In a 9,000-hour long test, PhD-student from DTU Tonny Søndergaard measured a degradation rate of only half a microvolt per hour. This is equivalent to a degradation of 0.00008 % per hour!
– We have never heard or read about degradation rates this low, so this is simply a world record, says Hans Aage Hjuler. The results from DTU are now published as a scientific publication in the Journal of Power Sources.
The same type of fuel cell from Blue World Technologies has been tested in the Czech Republic at an even higher level of electrical current than tested at DTU. The cell was operating for 15,000 hours with a degradation rate of only 4 microvolts per hour, which is equivalent to 0.0007 % per hour. The test in the Czech Republic was a part of the successful European Union project “Construction of Improved HT-PEM MEAs and Stacks for Long Term Stable Modular CHP Units (CISTEM)” that was coordinated by the German research institution Next Energy (now part of DLR) located in Oldenburg near Bremen.
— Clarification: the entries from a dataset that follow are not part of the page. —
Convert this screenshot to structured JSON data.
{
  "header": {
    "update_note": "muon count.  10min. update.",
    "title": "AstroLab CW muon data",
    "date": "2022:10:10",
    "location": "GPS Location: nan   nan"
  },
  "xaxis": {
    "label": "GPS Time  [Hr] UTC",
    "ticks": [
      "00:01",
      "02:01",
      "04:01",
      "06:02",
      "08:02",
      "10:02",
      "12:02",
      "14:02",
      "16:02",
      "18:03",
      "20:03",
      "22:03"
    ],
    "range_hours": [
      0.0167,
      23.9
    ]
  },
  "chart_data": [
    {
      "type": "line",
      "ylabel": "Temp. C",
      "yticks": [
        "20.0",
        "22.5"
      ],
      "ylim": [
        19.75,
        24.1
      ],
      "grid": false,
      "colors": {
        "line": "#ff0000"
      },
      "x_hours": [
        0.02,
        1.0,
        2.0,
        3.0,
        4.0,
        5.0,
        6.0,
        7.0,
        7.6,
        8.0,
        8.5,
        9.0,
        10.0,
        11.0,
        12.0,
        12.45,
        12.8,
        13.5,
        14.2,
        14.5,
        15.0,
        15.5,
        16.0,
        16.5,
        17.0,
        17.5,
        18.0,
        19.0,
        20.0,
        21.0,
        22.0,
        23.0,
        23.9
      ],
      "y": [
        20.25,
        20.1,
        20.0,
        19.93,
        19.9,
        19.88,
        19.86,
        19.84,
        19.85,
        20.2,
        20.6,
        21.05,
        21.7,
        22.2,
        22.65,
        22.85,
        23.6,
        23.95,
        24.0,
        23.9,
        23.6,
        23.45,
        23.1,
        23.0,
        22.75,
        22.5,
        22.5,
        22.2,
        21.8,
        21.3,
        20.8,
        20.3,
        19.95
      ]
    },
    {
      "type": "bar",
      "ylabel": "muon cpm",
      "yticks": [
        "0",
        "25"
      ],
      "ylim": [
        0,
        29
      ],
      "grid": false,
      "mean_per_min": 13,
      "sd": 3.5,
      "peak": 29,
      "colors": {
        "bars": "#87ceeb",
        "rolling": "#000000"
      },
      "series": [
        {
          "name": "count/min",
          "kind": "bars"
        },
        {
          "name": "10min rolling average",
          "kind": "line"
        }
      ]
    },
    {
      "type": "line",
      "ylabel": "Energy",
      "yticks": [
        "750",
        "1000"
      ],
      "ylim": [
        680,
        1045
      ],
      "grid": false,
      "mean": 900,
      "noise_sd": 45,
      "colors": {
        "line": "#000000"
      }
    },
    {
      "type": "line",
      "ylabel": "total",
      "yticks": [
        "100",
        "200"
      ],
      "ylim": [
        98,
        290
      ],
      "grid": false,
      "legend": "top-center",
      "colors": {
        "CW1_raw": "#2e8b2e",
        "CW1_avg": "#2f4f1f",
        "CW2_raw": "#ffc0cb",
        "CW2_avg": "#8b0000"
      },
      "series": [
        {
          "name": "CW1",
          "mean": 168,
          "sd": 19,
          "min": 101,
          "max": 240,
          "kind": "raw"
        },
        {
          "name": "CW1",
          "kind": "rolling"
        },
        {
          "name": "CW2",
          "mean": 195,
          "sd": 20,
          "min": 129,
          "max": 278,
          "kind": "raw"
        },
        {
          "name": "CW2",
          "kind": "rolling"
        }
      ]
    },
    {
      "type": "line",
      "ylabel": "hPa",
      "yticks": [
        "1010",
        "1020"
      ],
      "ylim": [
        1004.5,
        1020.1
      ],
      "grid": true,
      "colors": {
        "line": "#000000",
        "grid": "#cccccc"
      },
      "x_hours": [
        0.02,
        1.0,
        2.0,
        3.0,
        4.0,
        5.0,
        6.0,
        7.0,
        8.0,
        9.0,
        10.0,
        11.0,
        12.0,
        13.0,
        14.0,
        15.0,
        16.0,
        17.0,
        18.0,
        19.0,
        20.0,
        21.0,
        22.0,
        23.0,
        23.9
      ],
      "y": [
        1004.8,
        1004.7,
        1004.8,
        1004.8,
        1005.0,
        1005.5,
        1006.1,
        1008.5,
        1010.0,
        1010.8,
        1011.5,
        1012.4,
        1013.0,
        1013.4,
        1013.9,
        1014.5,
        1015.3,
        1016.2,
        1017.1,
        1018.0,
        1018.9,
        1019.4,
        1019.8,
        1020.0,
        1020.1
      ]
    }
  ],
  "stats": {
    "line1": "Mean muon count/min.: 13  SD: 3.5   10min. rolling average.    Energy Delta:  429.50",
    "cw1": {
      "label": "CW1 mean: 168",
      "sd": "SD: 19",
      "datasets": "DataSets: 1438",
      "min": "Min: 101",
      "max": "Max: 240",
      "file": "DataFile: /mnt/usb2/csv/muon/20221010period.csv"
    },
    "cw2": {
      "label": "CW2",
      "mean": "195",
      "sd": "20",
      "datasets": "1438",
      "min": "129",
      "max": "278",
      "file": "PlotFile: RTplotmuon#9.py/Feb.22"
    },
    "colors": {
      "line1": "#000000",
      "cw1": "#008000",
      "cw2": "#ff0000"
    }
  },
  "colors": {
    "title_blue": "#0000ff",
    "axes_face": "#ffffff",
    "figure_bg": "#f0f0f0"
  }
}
Blue World Technologies’ very low degradation rates are extremely important for the commercial fuel cell energy system. These systems are powered by Blue World Technologies’ cells that with other components are assembled in a system called stacks.
The systems use methanol as fuel. Methanol is cheap to produce and it is easy to extract methanol from biological resources.
In recent years, Blue World Technologies has focused intensively on increasing exports of fuel cell products where they are successful in manufacturing the special high-temperature plastic contained in the cells. Only a few companies in the world can master the manufacture of this specific polymer. The technology is so mature now that an actual commercialization is in the near future.
– This world record is a milestone in our work towards a commercialization. The advantage of using both hydrogen and methanol is that the systems can generate electricity with almost no pollution and on fuels made from biological ‘green’ materials. Fuel cells can be used in electric vehicles without a hydrogen infrastructure. With a durability this low we are rapidly approaching a breakthrough for large-scale production, Hans Aage Hjuler says.